Ora il rettore, Gianmaria Ajani, invita le altre università italiane a fare lo stesso. Va benissimo la partecipazione a titolo individuale di docenti e intellettuali (l’elenco va gonfiandosi di giorno in giorno) ma si può fare di più: «Il nostro è un gesto politico – spiega Ajani –. La storia fa parte della formazione del cittadino e le università hanno un ruolo determinante nel processo di consapevolezza critica. Quando manca questo tipo di coscienza è più semplice diffondere una rilettura opportunistica, se non goliardica, del passato. Per questo mi auguro che dopo Torino aderiscano altri atenei ». Ajani non usa giri di frasi istituzionali, spiega che la storia ci dà gli "anticorpi" e che senza ci si ammala. Accenna poi a un rischio, al fatto che sottovalutare l’insegnamento della storia nelle scuole superiori determina un "indebolimento culturale dei ragazzi", che approdano all’università privi dell’attitudine riflessiva affinata negli anni dell’adolescenza. Anche per Walter Barberis, storico a Torino e presidente dell’Einaudi, lo studio del passato è uno "strumento diagnostico": «Il Novecento ci ha esposti a malattie mortali, purtroppo soggette a ricadute. La storia è una medicina, serve a vaccinarci contro patologie oggi risorgenti. Penso al razzismo, all’intolleranza, al nazionalismo ». Senza timore di esagerare Barberis cita Primo Levi: «Lo scrittore diceva che al fondo del nazionalismo c’è sempre il lager. Bisogna diffidare quando il senso di appartenenza a una comunità diventa escludente».

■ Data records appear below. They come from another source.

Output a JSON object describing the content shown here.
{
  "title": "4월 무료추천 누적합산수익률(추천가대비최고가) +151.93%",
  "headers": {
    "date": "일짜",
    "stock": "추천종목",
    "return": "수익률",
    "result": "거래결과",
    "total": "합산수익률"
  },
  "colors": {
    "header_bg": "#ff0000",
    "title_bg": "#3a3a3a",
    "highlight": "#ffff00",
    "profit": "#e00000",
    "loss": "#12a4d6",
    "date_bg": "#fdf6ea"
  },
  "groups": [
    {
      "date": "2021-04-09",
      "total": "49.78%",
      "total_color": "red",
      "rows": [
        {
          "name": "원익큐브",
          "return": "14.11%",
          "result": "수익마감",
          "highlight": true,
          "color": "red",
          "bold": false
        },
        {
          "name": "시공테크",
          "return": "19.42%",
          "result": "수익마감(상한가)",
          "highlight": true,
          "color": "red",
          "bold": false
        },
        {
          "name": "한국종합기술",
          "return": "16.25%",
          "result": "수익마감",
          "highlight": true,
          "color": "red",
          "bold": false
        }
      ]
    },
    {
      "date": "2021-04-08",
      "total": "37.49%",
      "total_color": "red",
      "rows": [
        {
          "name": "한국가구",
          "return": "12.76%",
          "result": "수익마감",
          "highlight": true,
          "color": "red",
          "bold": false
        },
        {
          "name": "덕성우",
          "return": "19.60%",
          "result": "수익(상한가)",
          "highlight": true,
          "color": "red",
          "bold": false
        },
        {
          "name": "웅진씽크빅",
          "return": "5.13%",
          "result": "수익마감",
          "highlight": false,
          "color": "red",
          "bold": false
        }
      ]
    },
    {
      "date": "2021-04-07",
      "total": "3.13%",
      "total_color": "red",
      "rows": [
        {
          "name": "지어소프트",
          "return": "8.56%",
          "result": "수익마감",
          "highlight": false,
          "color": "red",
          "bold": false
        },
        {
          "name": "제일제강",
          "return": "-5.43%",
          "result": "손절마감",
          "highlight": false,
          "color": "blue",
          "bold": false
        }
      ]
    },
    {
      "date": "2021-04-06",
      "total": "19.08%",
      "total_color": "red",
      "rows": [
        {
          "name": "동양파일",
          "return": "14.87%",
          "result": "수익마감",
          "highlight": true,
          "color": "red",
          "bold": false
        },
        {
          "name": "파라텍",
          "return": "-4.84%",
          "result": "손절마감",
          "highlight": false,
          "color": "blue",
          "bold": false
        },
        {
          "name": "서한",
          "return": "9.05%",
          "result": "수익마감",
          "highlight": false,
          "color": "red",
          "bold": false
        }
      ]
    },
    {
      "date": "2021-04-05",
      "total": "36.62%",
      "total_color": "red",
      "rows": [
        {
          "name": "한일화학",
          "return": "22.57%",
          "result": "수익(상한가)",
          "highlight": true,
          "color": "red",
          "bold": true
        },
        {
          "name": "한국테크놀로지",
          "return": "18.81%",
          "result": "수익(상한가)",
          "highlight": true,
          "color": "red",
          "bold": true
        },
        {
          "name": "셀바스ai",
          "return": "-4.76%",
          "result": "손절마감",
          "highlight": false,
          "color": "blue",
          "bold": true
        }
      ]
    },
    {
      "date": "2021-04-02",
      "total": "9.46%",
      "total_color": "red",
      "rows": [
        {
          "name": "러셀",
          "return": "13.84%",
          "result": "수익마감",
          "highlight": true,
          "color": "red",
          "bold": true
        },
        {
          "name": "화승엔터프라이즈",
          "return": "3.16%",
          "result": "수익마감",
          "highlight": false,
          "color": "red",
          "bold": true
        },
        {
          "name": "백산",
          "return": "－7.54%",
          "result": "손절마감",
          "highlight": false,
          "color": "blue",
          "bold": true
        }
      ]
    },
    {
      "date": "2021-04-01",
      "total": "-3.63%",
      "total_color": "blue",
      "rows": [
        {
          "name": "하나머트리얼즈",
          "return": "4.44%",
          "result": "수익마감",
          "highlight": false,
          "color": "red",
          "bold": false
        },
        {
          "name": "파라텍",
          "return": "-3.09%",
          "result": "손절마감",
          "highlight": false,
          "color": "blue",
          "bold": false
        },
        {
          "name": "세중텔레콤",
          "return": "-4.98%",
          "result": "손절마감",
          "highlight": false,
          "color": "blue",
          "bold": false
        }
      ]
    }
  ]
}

A proporre all’accademia torinese il manifesto La storia è un bene comune , è stato Gianluca Cuniberti, professore di Storia greca e direttore del dipartimento di Studi storici: «Il metodo storico è alla base della democrazia, acquisirlo fa sì che un cittadino possa partecipare in modo critico alla vita di una comunità. Eppure gli insegnamenti che guardano indietro nel tempo stanno incontrando difficoltà. C’è una tendenza a privilegiare le materie contemporanee ». Tra i membri del senato accademico ci sono matematici, chimici, medici, filosofi. Tutti d’accordo, come raramente accade. Per Sergio Foà, docente di diritto amministrativo, durante la discussione non ci sono stati steccati: «La storia non riguarda una singola disciplina, ma permea tutti i rami del sapere. Con i colleghi abbiamo condiviso il sentimento di allarme del manifesto, redatto in una fase di affievolimento della memoria e di crescente revisionismo ». Un suggerimento ad allargare lo sguardo arriva da un altro firmatario, lo storico dell’illuminismo Vincenzo Ferrone, che a Torino insegna Storia moderna: «Il ridimensionamento della storia è il sintomo di un processo più ampio, che riguarda la crisi generale delle humanities .

A livello mondiale assistiamo a una contrazione tra il 30 e il 40% delle cattedre delle discipline umanistiche, mentre aumentano quelle scientifiche ». Attenzione, dice Ferrone: «La storia è la roccaforte del discorso umanistico. Se la spazziamo via crolla tutto il resto».